Daniel nodded, resisting the urge to pull his arm back from Amaranth. “And second?” he inquired, feeling suddenly more himself than he had in days.
“When you go wandering, you should probably go wandering with a paramour,” she said, releasing his arm.
“I suggest to you that Daniel Coxe suddenly found love on Mars and has a woman who can’t bear to let him go anywhere without her. I’m suggesting someone, of course, who knows how to very discreetly carry a few weapons, knows hand-to-hand combat, dresses well, knows all the fun places to go, and will absolutely ruin anyone who tries to lay hands on you again.”
“I have several such candidates in mind, all of whom have been itching to get on mine or the Peteris’ personal guard, are tired of waiting, and would love to have an assignment other than guarding corridors and chapels.”
“What if my tastes don’t run toward the ladies, Paulis?”
Amaranth blinked and started to stammer an apology. Having recentered himself a bit with the jibe, Daniel put his hand on her arm. “I’m joking, Paulis. Nine out of 10 of my bed partners are female. Not, of course, that I expect any guards in your employ are actually going to sleep with me. Or will…”

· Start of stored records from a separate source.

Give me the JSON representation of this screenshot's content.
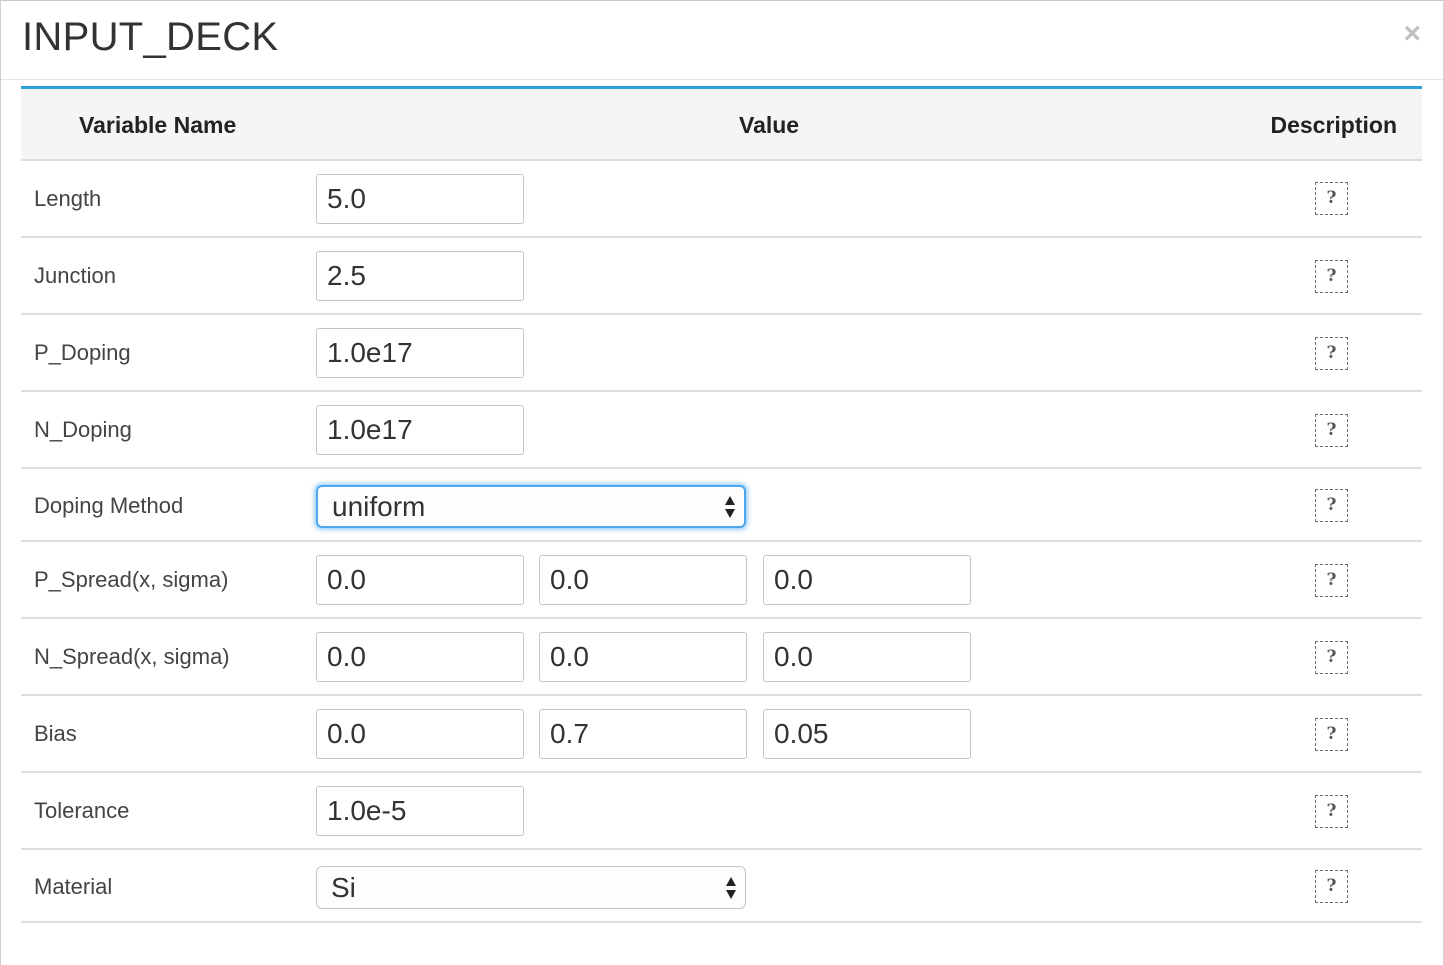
{
  "modal": {
    "title": "INPUT_DECK",
    "close_label": "×"
  },
  "table": {
    "headers": {
      "name": "Variable Name",
      "value": "Value",
      "description": "Description"
    },
    "help_label": "?",
    "rows": [
      {
        "label": "Length",
        "values": [
          "5.0"
        ]
      },
      {
        "label": "Junction",
        "values": [
          "2.5"
        ]
      },
      {
        "label": "P_Doping",
        "values": [
          "1.0e17"
        ]
      },
      {
        "label": "N_Doping",
        "values": [
          "1.0e17"
        ]
      },
      {
        "label": "Doping Method",
        "select": "uniform"
      },
      {
        "label": "P_Spread(x, sigma)",
        "values": [
          "0.0",
          "0.0",
          "0.0"
        ]
      },
      {
        "label": "N_Spread(x, sigma)",
        "values": [
          "0.0",
          "0.0",
          "0.0"
        ]
      },
      {
        "label": "Bias",
        "values": [
          "0.0",
          "0.7",
          "0.05"
        ]
      },
      {
        "label": "Tolerance",
        "values": [
          "1.0e-5"
        ]
      },
      {
        "label": "Material",
        "select": "Si"
      }
    ]
  },
  "colors": {
    "header_accent": "#2a9fd8",
    "focus_ring": "#4da6f0"
  }
}
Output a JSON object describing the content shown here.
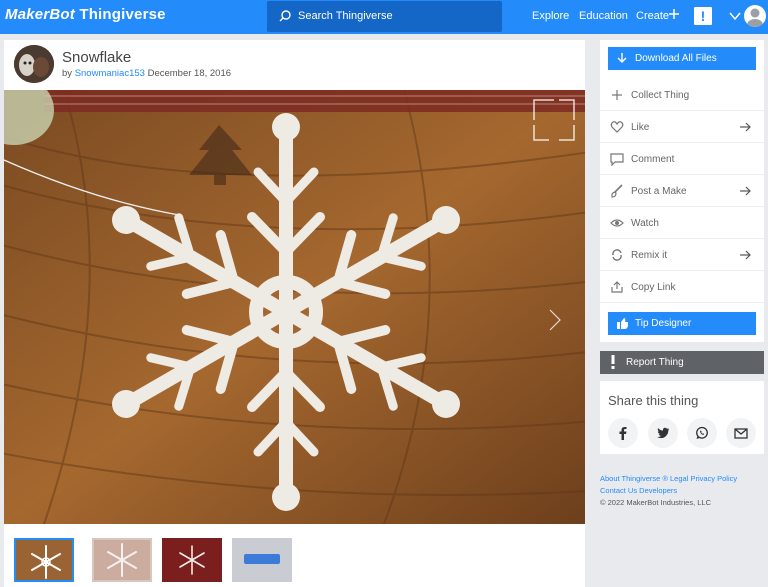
{
  "header": {
    "logo_prefix": "MakerBot",
    "logo_suffix": "Thingiverse",
    "search_placeholder": "Search Thingiverse",
    "nav": {
      "explore": "Explore",
      "education": "Education",
      "create": "Create"
    },
    "alert_glyph": "!"
  },
  "thing": {
    "title": "Snowflake",
    "by": "by",
    "author": "Snowmaniac153",
    "date": "December 18, 2016"
  },
  "thumbnails": [
    {
      "name": "thumb-snowflake-wood"
    },
    {
      "name": "thumb-snowflake-window"
    },
    {
      "name": "thumb-snowflake-red"
    },
    {
      "name": "thumb-text-print"
    }
  ],
  "sidebar": {
    "download": "Download All Files",
    "actions": [
      {
        "label": "Collect Thing",
        "icon": "plus-icon",
        "arrow": false
      },
      {
        "label": "Like",
        "icon": "heart-icon",
        "arrow": true
      },
      {
        "label": "Comment",
        "icon": "comment-icon",
        "arrow": false
      },
      {
        "label": "Post a Make",
        "icon": "brush-icon",
        "arrow": true
      },
      {
        "label": "Watch",
        "icon": "eye-icon",
        "arrow": false
      },
      {
        "label": "Remix it",
        "icon": "remix-icon",
        "arrow": true
      },
      {
        "label": "Copy Link",
        "icon": "share-icon",
        "arrow": false
      }
    ],
    "tip": "Tip Designer",
    "report": "Report Thing",
    "share_title": "Share this thing",
    "share_icons": [
      "facebook-icon",
      "twitter-icon",
      "whatsapp-icon",
      "mail-icon"
    ]
  },
  "footer": {
    "line1": "About Thingiverse ® Legal Privacy Policy",
    "line2": "Contact Us Developers",
    "copyright": "© 2022 MakerBot Industries, LLC"
  },
  "colors": {
    "brand": "#248bfb",
    "search_bg": "#1466c7",
    "report_bg": "#5f6367"
  }
}
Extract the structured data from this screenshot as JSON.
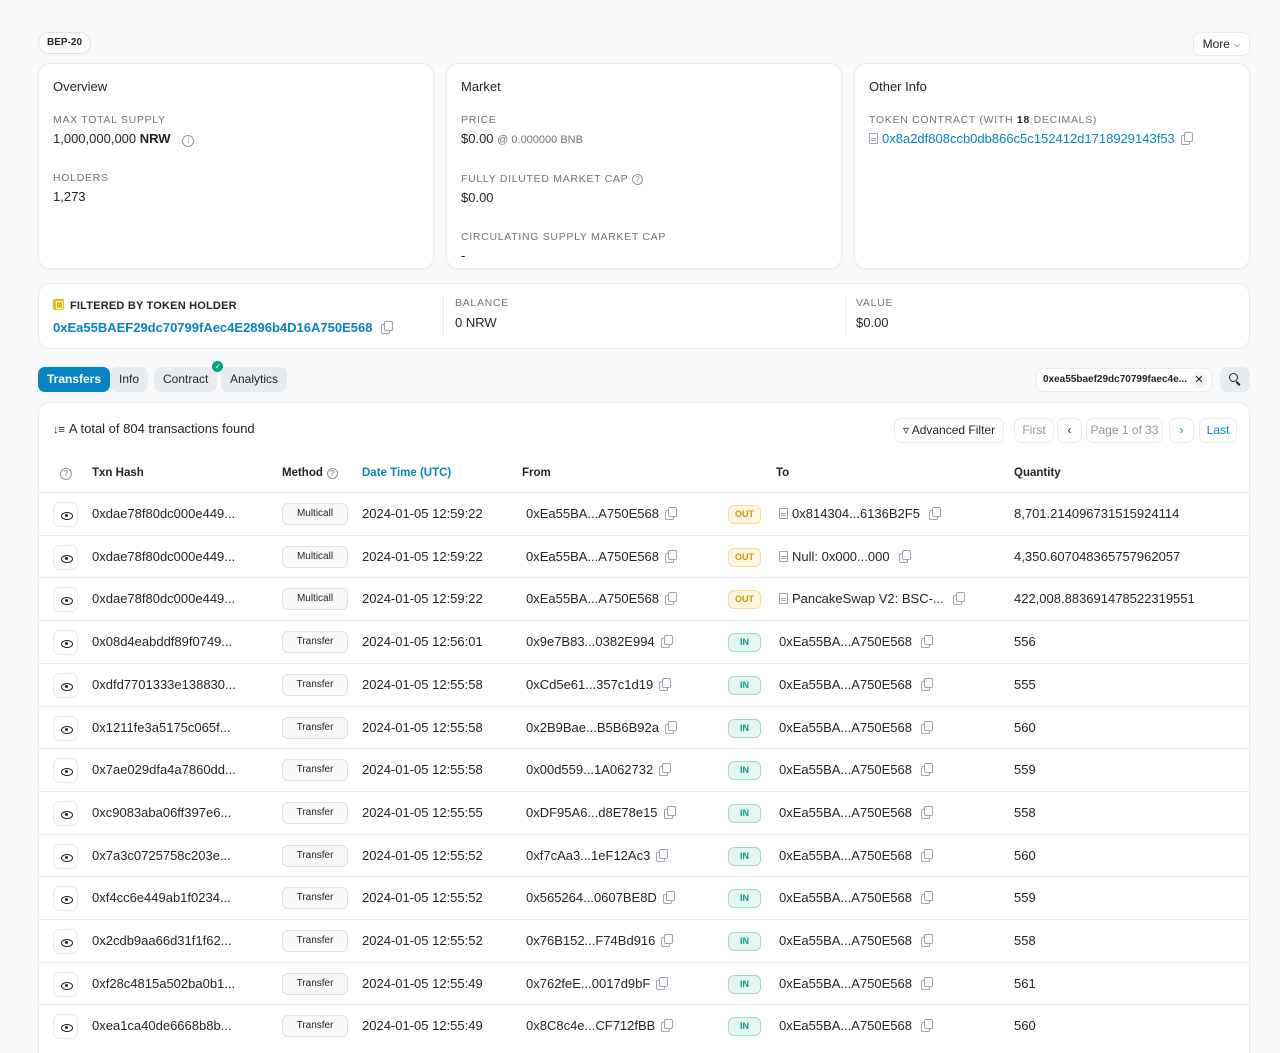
{
  "header": {
    "tag": "BEP-20",
    "more_label": "More"
  },
  "overview": {
    "title": "Overview",
    "max_supply_label": "MAX TOTAL SUPPLY",
    "max_supply_value": "1,000,000,000",
    "max_supply_unit": "NRW",
    "holders_label": "HOLDERS",
    "holders_value": "1,273"
  },
  "market": {
    "title": "Market",
    "price_label": "PRICE",
    "price_value": "$0.00",
    "price_sub": "@ 0.000000 BNB",
    "fdmc_label": "FULLY DILUTED MARKET CAP",
    "fdmc_value": "$0.00",
    "csmc_label": "CIRCULATING SUPPLY MARKET CAP",
    "csmc_value": "-"
  },
  "other_info": {
    "title": "Other Info",
    "contract_label_pre": "TOKEN CONTRACT (WITH ",
    "contract_decimals": "18",
    "contract_label_post": " DECIMALS)",
    "contract_address": "0x8a2df808ccb0db866c5c152412d1718929143f53"
  },
  "filter": {
    "title": "FILTERED BY TOKEN HOLDER",
    "address": "0xEa55BAEF29dc70799fAec4E2896b4D16A750E568",
    "balance_label": "BALANCE",
    "balance_value": "0 NRW",
    "value_label": "VALUE",
    "value_value": "$0.00"
  },
  "tabs": [
    {
      "label": "Transfers"
    },
    {
      "label": "Info"
    },
    {
      "label": "Contract"
    },
    {
      "label": "Analytics"
    }
  ],
  "search_chip": "0xea55baef29dc70799faec4e...",
  "table": {
    "summary": "A total of 804 transactions found",
    "advanced_filter": "Advanced Filter",
    "pager": {
      "first": "First",
      "page": "Page 1 of 33",
      "last": "Last"
    },
    "columns": {
      "txn_hash": "Txn Hash",
      "method": "Method",
      "datetime": "Date Time (UTC)",
      "from": "From",
      "to": "To",
      "quantity": "Quantity"
    },
    "rows": [
      {
        "hash": "0xdae78f80dc000e449...",
        "method": "Multicall",
        "time": "2024-01-05 12:59:22",
        "from": "0xEa55BA...A750E568",
        "dir": "OUT",
        "to": "0x814304...6136B2F5",
        "qty": "8,701.214096731515924114"
      },
      {
        "hash": "0xdae78f80dc000e449...",
        "method": "Multicall",
        "time": "2024-01-05 12:59:22",
        "from": "0xEa55BA...A750E568",
        "dir": "OUT",
        "to": "Null: 0x000...000",
        "qty": "4,350.607048365757962057"
      },
      {
        "hash": "0xdae78f80dc000e449...",
        "method": "Multicall",
        "time": "2024-01-05 12:59:22",
        "from": "0xEa55BA...A750E568",
        "dir": "OUT",
        "to": "PancakeSwap V2: BSC-...",
        "qty": "422,008.883691478522319551"
      },
      {
        "hash": "0x08d4eabddf89f0749...",
        "method": "Transfer",
        "time": "2024-01-05 12:56:01",
        "from": "0x9e7B83...0382E994",
        "dir": "IN",
        "to": "0xEa55BA...A750E568",
        "qty": "556"
      },
      {
        "hash": "0xdfd7701333e138830...",
        "method": "Transfer",
        "time": "2024-01-05 12:55:58",
        "from": "0xCd5e61...357c1d19",
        "dir": "IN",
        "to": "0xEa55BA...A750E568",
        "qty": "555"
      },
      {
        "hash": "0x1211fe3a5175c065f...",
        "method": "Transfer",
        "time": "2024-01-05 12:55:58",
        "from": "0x2B9Bae...B5B6B92a",
        "dir": "IN",
        "to": "0xEa55BA...A750E568",
        "qty": "560"
      },
      {
        "hash": "0x7ae029dfa4a7860dd...",
        "method": "Transfer",
        "time": "2024-01-05 12:55:58",
        "from": "0x00d559...1A062732",
        "dir": "IN",
        "to": "0xEa55BA...A750E568",
        "qty": "559"
      },
      {
        "hash": "0xc9083aba06ff397e6...",
        "method": "Transfer",
        "time": "2024-01-05 12:55:55",
        "from": "0xDF95A6...d8E78e15",
        "dir": "IN",
        "to": "0xEa55BA...A750E568",
        "qty": "558"
      },
      {
        "hash": "0x7a3c0725758c203e...",
        "method": "Transfer",
        "time": "2024-01-05 12:55:52",
        "from": "0xf7cAa3...1eF12Ac3",
        "dir": "IN",
        "to": "0xEa55BA...A750E568",
        "qty": "560"
      },
      {
        "hash": "0xf4cc6e449ab1f0234...",
        "method": "Transfer",
        "time": "2024-01-05 12:55:52",
        "from": "0x565264...0607BE8D",
        "dir": "IN",
        "to": "0xEa55BA...A750E568",
        "qty": "559"
      },
      {
        "hash": "0x2cdb9aa66d31f1f62...",
        "method": "Transfer",
        "time": "2024-01-05 12:55:52",
        "from": "0x76B152...F74Bd916",
        "dir": "IN",
        "to": "0xEa55BA...A750E568",
        "qty": "558"
      },
      {
        "hash": "0xf28c4815a502ba0b1...",
        "method": "Transfer",
        "time": "2024-01-05 12:55:49",
        "from": "0x762feE...0017d9bF",
        "dir": "IN",
        "to": "0xEa55BA...A750E568",
        "qty": "561"
      },
      {
        "hash": "0xea1ca40de6668b8b...",
        "method": "Transfer",
        "time": "2024-01-05 12:55:49",
        "from": "0x8C8c4e...CF712fBB",
        "dir": "IN",
        "to": "0xEa55BA...A750E568",
        "qty": "560"
      }
    ]
  },
  "colors": {
    "link": "#0784c3",
    "out_badge": "#cc9a06",
    "in_badge": "#00a186",
    "holder_badge": "#f0b90b"
  }
}
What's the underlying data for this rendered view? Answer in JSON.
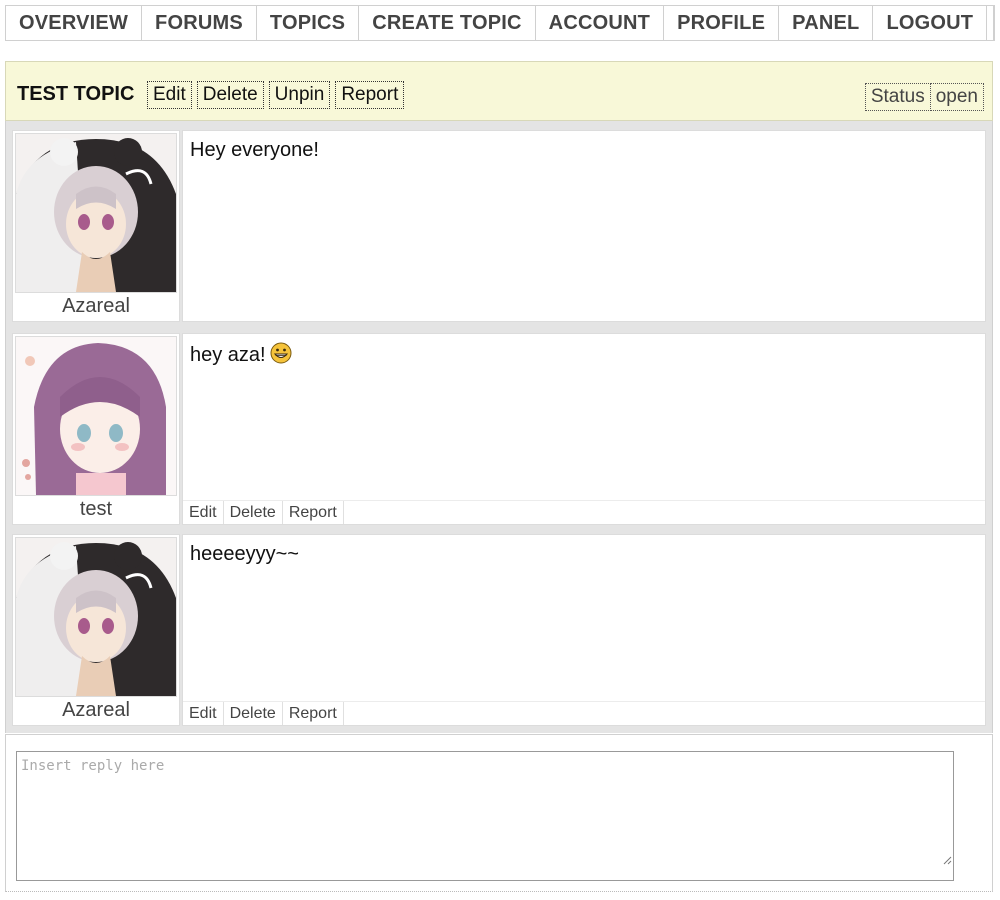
{
  "nav": {
    "items": [
      "OVERVIEW",
      "FORUMS",
      "TOPICS",
      "CREATE TOPIC",
      "ACCOUNT",
      "PROFILE",
      "PANEL",
      "LOGOUT"
    ]
  },
  "topic": {
    "title": "TEST TOPIC",
    "actions": {
      "edit": "Edit",
      "delete": "Delete",
      "unpin": "Unpin",
      "report": "Report"
    },
    "status_label": "Status",
    "status_value": "open"
  },
  "posts": [
    {
      "username": "Azareal",
      "content": "Hey everyone!",
      "avatar": "avatar-azareal",
      "has_actions": false
    },
    {
      "username": "test",
      "content": "hey aza!",
      "emoji": "grinning-face-icon",
      "avatar": "avatar-test",
      "has_actions": true,
      "actions": {
        "edit": "Edit",
        "delete": "Delete",
        "report": "Report"
      }
    },
    {
      "username": "Azareal",
      "content": "heeeeyyy~~",
      "avatar": "avatar-azareal",
      "has_actions": true,
      "actions": {
        "edit": "Edit",
        "delete": "Delete",
        "report": "Report"
      }
    }
  ],
  "reply": {
    "placeholder": "Insert reply here",
    "value": ""
  },
  "colors": {
    "header_bg": "#f8f8d8",
    "posts_bg": "#e4e4e4"
  }
}
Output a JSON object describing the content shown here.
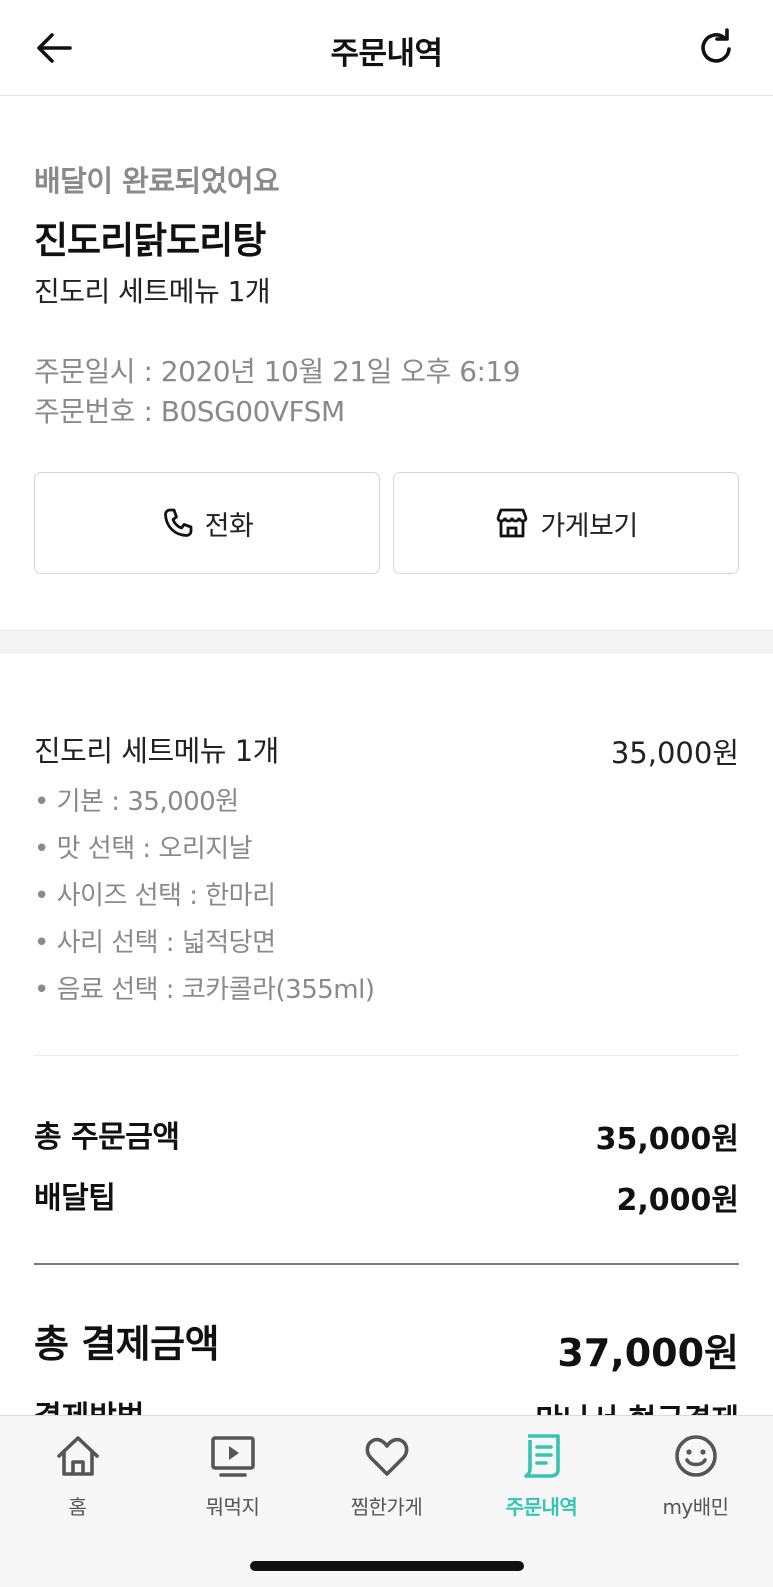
{
  "header": {
    "title": "주문내역",
    "back_icon": "arrow-left-icon",
    "refresh_icon": "refresh-icon"
  },
  "order": {
    "status": "배달이 완료되었어요",
    "store_name": "진도리닭도리탕",
    "summary": "진도리 세트메뉴 1개",
    "date_line": "주문일시 : 2020년 10월 21일 오후 6:19",
    "number_line": "주문번호 : B0SG00VFSM"
  },
  "actions": {
    "call_label": "전화",
    "store_label": "가게보기"
  },
  "item": {
    "name": "진도리 세트메뉴 1개",
    "price": "35,000원",
    "options": [
      "• 기본 : 35,000원",
      "• 맛 선택 : 오리지날",
      "• 사이즈 선택 : 한마리",
      "• 사리 선택 : 넓적당면",
      "• 음료 선택 : 코카콜라(355ml)"
    ]
  },
  "totals": {
    "order_label": "총 주문금액",
    "order_value": "35,000원",
    "tip_label": "배달팁",
    "tip_value": "2,000원",
    "payment_label": "총 결제금액",
    "payment_value": "37,000원",
    "method_label": "결제방법",
    "method_value": "만나서 현금결제"
  },
  "tabs": [
    {
      "label": "홈",
      "icon": "home-icon",
      "active": false
    },
    {
      "label": "뭐먹지",
      "icon": "play-screen-icon",
      "active": false
    },
    {
      "label": "찜한가게",
      "icon": "heart-icon",
      "active": false
    },
    {
      "label": "주문내역",
      "icon": "order-list-icon",
      "active": true
    },
    {
      "label": "my배민",
      "icon": "smiley-icon",
      "active": false
    }
  ],
  "colors": {
    "accent": "#35c5b5",
    "muted_text": "#8a8a8a",
    "tabbar_bg": "#f7f7f7"
  }
}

The Paulis smiled. “Not if they wish to keep their jobs.”
“Well, then, I’m so very glad then that the new love of my life will no doubt allow us to have an open relationship wherein I can find out what makes Martian brothels so ‘mysterious,’ as you put it.” Daniel paused, and then put up his index finger. “Oh, and Paulis, I prefer brunettes.”
Amaranth put out her hand, and Daniel took it. She shook it firmly. “Welcome to Mars, Daniel Coxe.”